REVIEW: Landline

18 07 2017

Sundance Film Festival

Gillian Robespierre’s “Landline” prominently features a 1995 speech where Hillary Clinton claims, “However different we may appear, there is far more that unites us than divides us.” Unlike many time capsule items in the film — CD listening stations at music stores, Blockbuster Video, payphones, floppy disks — 5this line doesn’t feel like it’s just been lifted out of a BuzzFeed listicle about “25 Things You’d Only Know If You Were Alive in 1995.” It’s a dictum simple to say yet difficult to practice, as shown by the family in the film.

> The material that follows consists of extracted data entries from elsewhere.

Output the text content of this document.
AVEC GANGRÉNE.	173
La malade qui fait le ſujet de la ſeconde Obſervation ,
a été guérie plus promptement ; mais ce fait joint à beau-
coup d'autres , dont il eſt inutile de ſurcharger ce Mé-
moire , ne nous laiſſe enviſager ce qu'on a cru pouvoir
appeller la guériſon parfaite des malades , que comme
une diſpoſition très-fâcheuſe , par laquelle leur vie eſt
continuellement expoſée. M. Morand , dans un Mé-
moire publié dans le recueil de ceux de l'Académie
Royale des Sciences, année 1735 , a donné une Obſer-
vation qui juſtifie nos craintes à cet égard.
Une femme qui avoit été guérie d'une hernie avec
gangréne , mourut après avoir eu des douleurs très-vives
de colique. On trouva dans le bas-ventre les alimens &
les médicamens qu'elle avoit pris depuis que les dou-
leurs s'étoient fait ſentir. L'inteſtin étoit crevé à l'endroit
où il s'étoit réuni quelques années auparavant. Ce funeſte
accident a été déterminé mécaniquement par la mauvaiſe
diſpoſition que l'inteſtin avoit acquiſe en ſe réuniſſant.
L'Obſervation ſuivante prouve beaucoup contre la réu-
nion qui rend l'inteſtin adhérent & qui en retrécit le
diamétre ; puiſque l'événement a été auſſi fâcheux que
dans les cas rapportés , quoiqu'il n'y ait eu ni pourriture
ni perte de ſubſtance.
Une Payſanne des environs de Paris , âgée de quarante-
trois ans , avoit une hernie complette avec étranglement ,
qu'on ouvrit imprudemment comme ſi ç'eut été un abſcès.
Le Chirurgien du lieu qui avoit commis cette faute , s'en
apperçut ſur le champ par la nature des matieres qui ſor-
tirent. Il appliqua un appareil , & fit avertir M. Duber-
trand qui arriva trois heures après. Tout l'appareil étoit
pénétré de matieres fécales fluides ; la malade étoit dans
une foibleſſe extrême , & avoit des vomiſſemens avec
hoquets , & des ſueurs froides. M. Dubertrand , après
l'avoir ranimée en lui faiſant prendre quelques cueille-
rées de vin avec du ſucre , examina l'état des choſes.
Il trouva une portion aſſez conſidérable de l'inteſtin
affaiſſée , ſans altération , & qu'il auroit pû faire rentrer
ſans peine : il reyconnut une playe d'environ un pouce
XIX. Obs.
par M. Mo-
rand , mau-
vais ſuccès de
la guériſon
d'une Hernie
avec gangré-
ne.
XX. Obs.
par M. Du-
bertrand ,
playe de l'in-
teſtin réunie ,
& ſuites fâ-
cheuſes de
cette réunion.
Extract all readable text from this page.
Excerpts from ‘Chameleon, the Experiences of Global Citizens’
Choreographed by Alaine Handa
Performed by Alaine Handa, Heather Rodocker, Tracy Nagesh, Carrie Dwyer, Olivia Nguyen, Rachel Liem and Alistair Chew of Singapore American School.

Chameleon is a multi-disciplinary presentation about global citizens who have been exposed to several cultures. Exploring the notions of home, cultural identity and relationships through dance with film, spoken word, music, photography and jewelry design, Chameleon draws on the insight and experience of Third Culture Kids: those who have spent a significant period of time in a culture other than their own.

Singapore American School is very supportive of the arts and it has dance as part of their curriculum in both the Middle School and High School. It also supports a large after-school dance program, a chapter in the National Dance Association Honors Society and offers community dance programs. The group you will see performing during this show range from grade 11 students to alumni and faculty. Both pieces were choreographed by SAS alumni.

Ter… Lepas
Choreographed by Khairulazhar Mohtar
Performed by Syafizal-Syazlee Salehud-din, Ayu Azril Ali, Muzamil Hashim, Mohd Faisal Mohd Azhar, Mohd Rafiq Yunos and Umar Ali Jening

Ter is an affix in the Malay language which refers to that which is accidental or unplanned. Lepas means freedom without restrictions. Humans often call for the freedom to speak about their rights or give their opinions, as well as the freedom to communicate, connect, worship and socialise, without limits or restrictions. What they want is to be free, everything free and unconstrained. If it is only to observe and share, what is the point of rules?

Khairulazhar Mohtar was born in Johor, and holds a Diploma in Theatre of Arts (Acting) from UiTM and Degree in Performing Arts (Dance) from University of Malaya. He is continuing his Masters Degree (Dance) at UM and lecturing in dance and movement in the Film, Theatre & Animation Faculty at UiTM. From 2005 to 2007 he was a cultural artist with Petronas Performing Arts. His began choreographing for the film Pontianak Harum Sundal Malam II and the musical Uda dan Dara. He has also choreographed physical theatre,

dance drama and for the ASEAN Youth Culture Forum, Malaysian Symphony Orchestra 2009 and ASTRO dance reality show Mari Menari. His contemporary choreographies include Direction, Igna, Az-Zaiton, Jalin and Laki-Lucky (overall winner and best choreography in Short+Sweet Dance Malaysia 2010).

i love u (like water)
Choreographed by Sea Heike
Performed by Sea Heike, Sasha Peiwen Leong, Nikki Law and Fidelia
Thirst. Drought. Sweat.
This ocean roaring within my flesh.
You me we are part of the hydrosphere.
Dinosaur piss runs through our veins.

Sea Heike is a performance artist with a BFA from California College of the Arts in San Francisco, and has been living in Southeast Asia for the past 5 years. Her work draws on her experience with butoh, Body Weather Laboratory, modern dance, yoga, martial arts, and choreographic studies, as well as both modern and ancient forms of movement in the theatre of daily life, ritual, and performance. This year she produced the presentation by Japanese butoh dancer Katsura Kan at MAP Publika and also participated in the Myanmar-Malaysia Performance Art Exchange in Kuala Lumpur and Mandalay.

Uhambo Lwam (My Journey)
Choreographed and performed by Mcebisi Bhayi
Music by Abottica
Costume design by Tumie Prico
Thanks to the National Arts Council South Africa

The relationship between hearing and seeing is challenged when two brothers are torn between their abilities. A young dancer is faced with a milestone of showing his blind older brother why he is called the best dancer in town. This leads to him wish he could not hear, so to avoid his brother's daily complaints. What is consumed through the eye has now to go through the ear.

Robespierre and co-writer Elisabeth Holm craft an indelible portrait of the women in the Jacobs family, each at different life stages yet all struggling to feel the love with important companions. Matriarch Pat (Edie Falco) puts so much effort into maintaining family structure and function that her relationships have frayed with everyone, especially her charming but wishy-washy husband Alan (John Turturro). Adult daughter Dana (Jenny Slate) waffles on a marital commitment to fiancé Ben (Jay Duplass), even going to the extent of acting out an alter ego named “Bedelia” that indulges her pent-up desires. Teenage daughter Ali (Abby Quinn) takes to surrounding herself with drugs and dancing to dull her disinterest with the traditional roadmap laid out ahead of her.

If “Obvious Child” showcased that Robespierre could helm a character study, then “Landline” exhibits her talent with an ensemble piece. There are many complicated relationships to juggle in the film, each of which she handles with specificity and tenacity. (On a personal note, I found the tension between Dana and Ali spot on; as someone with a much younger sibling, Dana’s negotiation between being a quasi-parent and friend resonated tremendously.)

Robespierre is not afraid to have the tough, awkward conversations – and then dwell in the messy resolution, or lack thereof. For all the times I worried in the first 30 minutes that the film would be little more than a nostalgia-dripping scrapbook, she met them with incisive observations about how difficult it can be to connect with the people closest to us. B+

NOTE: A portion of this review ran as a part of my coverage of the 2017 Sundance Film Festival for Movie Mezzanine.





REVIEW: Obvious Child

27 06 2014

Obvious ChildRiverRun Film Festival

If Woody Allen and Joan Rivers ever had a love child, it would probably sound a whole lot like Jenny Slate’s Donna Stern in “Obvious Child.”  This stand-up comedian proves to be a magnet for unfortunate events – losing her job and her boyfriend in rapid succession – and handles it with indefatigable humor, both macabre and self-deprecating.  Slate refashions a best friend archetype into a leading lady, and it works marvelously.

Donna might not work quite as well as a character had she not appeared in a film with the refreshing candor of writer/director Gillian Robespierre.  Pleasant interactions at a bar lead Donna into the bedroom with the charming Max (Jake Lacy, recognizable to fans of the last season of “The Office”) … but what grows inside her isn’t love or desire for a relationship.

It’s a baby, one thing Donna knows she can’t handle in her crazy life.  So she does what plenty of women across the country do: signs up to get an abortion.  In the spirit of stand-up, Donna and the film tackle the issue head-on.  She even incorporates it into her routine on stage, not to poke fun at it but to use humor as a vehicle to really explore the way we feel about abortion.  The real injustice, Robespierre seems to argue, is the way we traipse around the issue when we talk about it.

“Obvious Child” plays out like a feminist take on “Knocked Up,” another film that explores the consequences of unplanned pregnancy with poignant honesty.  All the characters speak with such refreshing candor, particularly about what it means to be a woman both physically and emotionally.  As Donna’s confidante and roommate Nellie, Gaby Hoffman brings down the house with her free spirit and untamed tongue.